Lunchtime might be the meal that it’s best to up the portion size, according to a study in the International Journal of Obesity that found those who ate 40% of their daily calories from carbs and protein before 3 pm, dropped an average of 11% – compared with 9% of those who ate their biggest meal at dinner time.
Lunch might also be the meal that it’s best to take your probiotic with. A study in the European Journal Of Clinical Nutrition found that taking the probiotic lactobacillus gasseri for 12 weeks reduced belly fat by a total of 4.6 per cent. Taking your probiotic mid-meal will also ‘boost satiety and the feeling of fullness,’ says nutritionist Carrie Ruxton.
Rich in plant compound ECGC, green tea can promote the burning of fat. In fact, three cups a day could cut your weight by nearly five per cent, says a French study. Plump for matcha green tea powder – it can increase the body’s rate of calorie burn by up to 40 per cent.
Best to dish up early, if you’re trying to lose fat, as the extra hours before bed not eating will help your body digest and get into a rest state before sleeping. To maximise fat loss, eat dinner early, then fast for around 14 hours until breakfast the next day.
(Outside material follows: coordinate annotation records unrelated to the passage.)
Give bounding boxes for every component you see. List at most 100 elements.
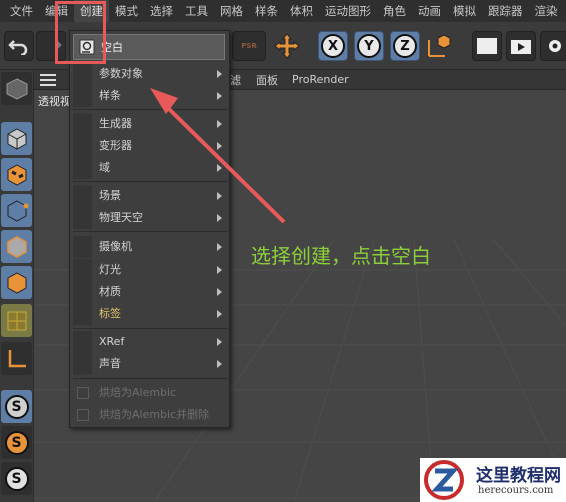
polygon-cube-icon [7, 271, 26, 294]
render-settings-button[interactable] [540, 31, 566, 61]
menu-mesh[interactable]: 网格 [214, 0, 249, 22]
menu-item-label: 摄像机 [99, 240, 132, 253]
menu-item-label: 物理天空 [99, 211, 143, 224]
tool-model-mode[interactable] [1, 122, 32, 155]
submenu-arrow-icon [217, 92, 222, 100]
submenu-arrow-icon [217, 360, 222, 368]
menu-mode[interactable]: 模式 [109, 0, 144, 22]
z-axis-icon: Z [393, 34, 417, 58]
menu-item-physical-sky[interactable]: 物理天空 [70, 207, 231, 229]
tool-polygon-mode[interactable] [1, 266, 32, 299]
gear-icon [549, 40, 561, 52]
submenu-arrow-icon [217, 70, 222, 78]
watermark-logo: 这里教程网 herecours.com [420, 458, 566, 502]
watermark-z-icon [424, 460, 464, 500]
tool-edge-mode[interactable] [1, 230, 32, 263]
move-tool-button[interactable] [272, 31, 302, 61]
highlight-box [55, 1, 106, 64]
menu-animate[interactable]: 动画 [412, 0, 447, 22]
cube-icon [7, 127, 26, 150]
menu-item-label: 烘焙为Alembic [99, 386, 177, 399]
menu-item-material[interactable]: 材质 [70, 281, 231, 303]
menu-item-label: 材质 [99, 285, 121, 298]
prorender-menu[interactable]: ProRender [292, 73, 349, 86]
menu-item-light[interactable]: 灯光 [70, 259, 231, 281]
submenu-arrow-icon [217, 192, 222, 200]
menu-tools[interactable]: 工具 [179, 0, 214, 22]
menu-item-label: 灯光 [99, 263, 121, 276]
play-clapper-icon [511, 40, 531, 54]
z-axis-button[interactable]: Z [390, 31, 420, 61]
points-cube-icon [7, 199, 28, 222]
tool-snap-settings[interactable]: S [1, 426, 32, 459]
menu-item-fields[interactable]: 域 [70, 157, 231, 179]
y-axis-button[interactable]: Y [354, 31, 384, 61]
menu-render[interactable]: 渲染 [529, 0, 564, 22]
move-icon [274, 33, 300, 59]
filter-menu[interactable]: 滤 [230, 72, 241, 88]
menu-item-tags[interactable]: 标签 [70, 303, 231, 325]
menu-item-spline[interactable]: 样条 [70, 85, 231, 107]
menu-separator [73, 378, 228, 379]
x-axis-button[interactable]: X [318, 31, 348, 61]
y-axis-icon: Y [357, 34, 381, 58]
menu-item-xref[interactable]: XRef [70, 331, 231, 353]
panel-menu[interactable]: 面板 [256, 72, 278, 88]
menu-simulate[interactable]: 模拟 [447, 0, 482, 22]
menu-separator [73, 181, 228, 182]
menu-spline[interactable]: 样条 [249, 0, 284, 22]
menu-item-label: 标签 [99, 307, 121, 320]
submenu-arrow-icon [217, 243, 222, 251]
tool-view-cube[interactable] [1, 72, 32, 105]
menu-character[interactable]: 角色 [377, 0, 412, 22]
tool-snap[interactable]: S [1, 390, 32, 423]
menu-item-scene[interactable]: 场景 [70, 185, 231, 207]
edges-cube-icon [6, 235, 27, 258]
hamburger-icon[interactable] [40, 73, 56, 86]
menu-item-label: 参数对象 [99, 67, 143, 80]
menu-item-primitives[interactable]: 参数对象 [70, 63, 231, 85]
tool-uv-mode[interactable] [1, 304, 32, 337]
menu-volume[interactable]: 体积 [284, 0, 319, 22]
render-view-button[interactable] [472, 31, 502, 61]
menu-file[interactable]: 文件 [4, 0, 39, 22]
cube-grid-icon [6, 77, 27, 100]
menu-item-generators[interactable]: 生成器 [70, 113, 231, 135]
menu-tracker[interactable]: 跟踪器 [482, 0, 529, 22]
menu-item-camera[interactable]: 摄像机 [70, 236, 231, 258]
menu-item-bake-alembic[interactable]: 烘焙为Alembic [70, 382, 231, 404]
menu-select[interactable]: 选择 [144, 0, 179, 22]
menu-separator [73, 231, 228, 232]
menu-item-sound[interactable]: 声音 [70, 353, 231, 375]
undo-button[interactable] [4, 31, 34, 61]
tool-point-mode[interactable] [1, 194, 32, 227]
menu-item-label: XRef [99, 335, 125, 348]
menu-mograph[interactable]: 运动图形 [319, 0, 377, 22]
watermark-title: 这里教程网 [476, 466, 561, 486]
menu-item-label: 变形器 [99, 139, 132, 152]
tool-axis-mode[interactable] [1, 342, 32, 375]
submenu-arrow-icon [217, 310, 222, 318]
uv-grid-icon [7, 311, 26, 330]
watermark-url: herecours.com [478, 485, 554, 496]
coordinate-system-button[interactable] [424, 31, 454, 61]
annotation-text: 选择创建，点击空白 [251, 244, 431, 268]
menu-item-deformers[interactable]: 变形器 [70, 135, 231, 157]
submenu-arrow-icon [217, 142, 222, 150]
snap-icon: S [4, 394, 29, 419]
submenu-arrow-icon [217, 120, 222, 128]
create-menu-dropdown: 空白 参数对象 样条 生成器 变形器 域 场景 物理天空 摄像机 灯光 材质 标… [69, 30, 230, 428]
tool-texture-mode[interactable] [1, 158, 32, 191]
submenu-arrow-icon [217, 288, 222, 296]
menu-separator [73, 109, 228, 110]
menu-item-label: 场景 [99, 189, 121, 202]
snap-settings-icon: S [4, 430, 29, 455]
tool-snap-workplane[interactable]: S [1, 462, 32, 495]
menu-item-label: 声音 [99, 357, 121, 370]
submenu-arrow-icon [217, 338, 222, 346]
menu-item-bake-alembic-delete[interactable]: 烘焙为Alembic并删除 [70, 404, 231, 426]
render-button[interactable] [506, 31, 536, 61]
undo-icon [8, 40, 28, 55]
psr-button[interactable]: PSR [232, 31, 266, 61]
bake-icon [77, 387, 89, 399]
After you’ve had dinner, it could be beneficial to go for a 10-minute walk as light post-meal exercise can lower blood sugar and stop you from storing fat. If you don’t live somewhere where you can venture out safely and at a social distance of two metres to others then this yoga pose is also known to relieve indigestion: lie on your back with your hands on your knees, exhale and hug your knees to your chest; gently rock from side to side for 5-10 breaths.
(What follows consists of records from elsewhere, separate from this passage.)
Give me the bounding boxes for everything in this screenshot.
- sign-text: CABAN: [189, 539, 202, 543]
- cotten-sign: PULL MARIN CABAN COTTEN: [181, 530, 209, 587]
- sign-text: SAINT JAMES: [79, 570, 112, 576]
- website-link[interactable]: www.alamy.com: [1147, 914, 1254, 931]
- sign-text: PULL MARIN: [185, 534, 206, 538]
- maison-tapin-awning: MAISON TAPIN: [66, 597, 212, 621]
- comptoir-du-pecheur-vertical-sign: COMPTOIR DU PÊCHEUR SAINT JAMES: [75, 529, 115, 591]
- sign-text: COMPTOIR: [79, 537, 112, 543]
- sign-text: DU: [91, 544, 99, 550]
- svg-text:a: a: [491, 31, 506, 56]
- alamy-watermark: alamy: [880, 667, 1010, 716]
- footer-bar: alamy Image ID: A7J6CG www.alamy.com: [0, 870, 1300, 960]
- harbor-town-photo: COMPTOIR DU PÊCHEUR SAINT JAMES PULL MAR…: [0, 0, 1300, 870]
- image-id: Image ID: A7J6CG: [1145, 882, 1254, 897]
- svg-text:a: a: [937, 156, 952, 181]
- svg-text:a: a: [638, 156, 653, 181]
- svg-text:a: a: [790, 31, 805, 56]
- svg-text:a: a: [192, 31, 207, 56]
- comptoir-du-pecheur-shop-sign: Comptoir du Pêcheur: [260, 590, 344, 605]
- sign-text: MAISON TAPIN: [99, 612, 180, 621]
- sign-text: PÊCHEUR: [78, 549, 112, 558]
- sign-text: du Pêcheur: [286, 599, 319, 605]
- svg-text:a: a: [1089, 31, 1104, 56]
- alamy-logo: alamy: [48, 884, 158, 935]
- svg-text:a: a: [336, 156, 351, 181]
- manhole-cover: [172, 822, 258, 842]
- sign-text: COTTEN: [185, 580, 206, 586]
Those who consistently get poor quality of sleep are more likely to suffer major weight gain – so try to aim for at least seven hours each night to keep cortisol levels in check. ‘This [cortisol] hormone regulates appetite says trainer Christianne Wolff. ‘If it’s out of sync, you’ll never feel full,’ she explains. Please
Before embarking on any “weight loss” plan get clear on why “weight” dominates your goal and don’t forget: weight is not a synonym for health.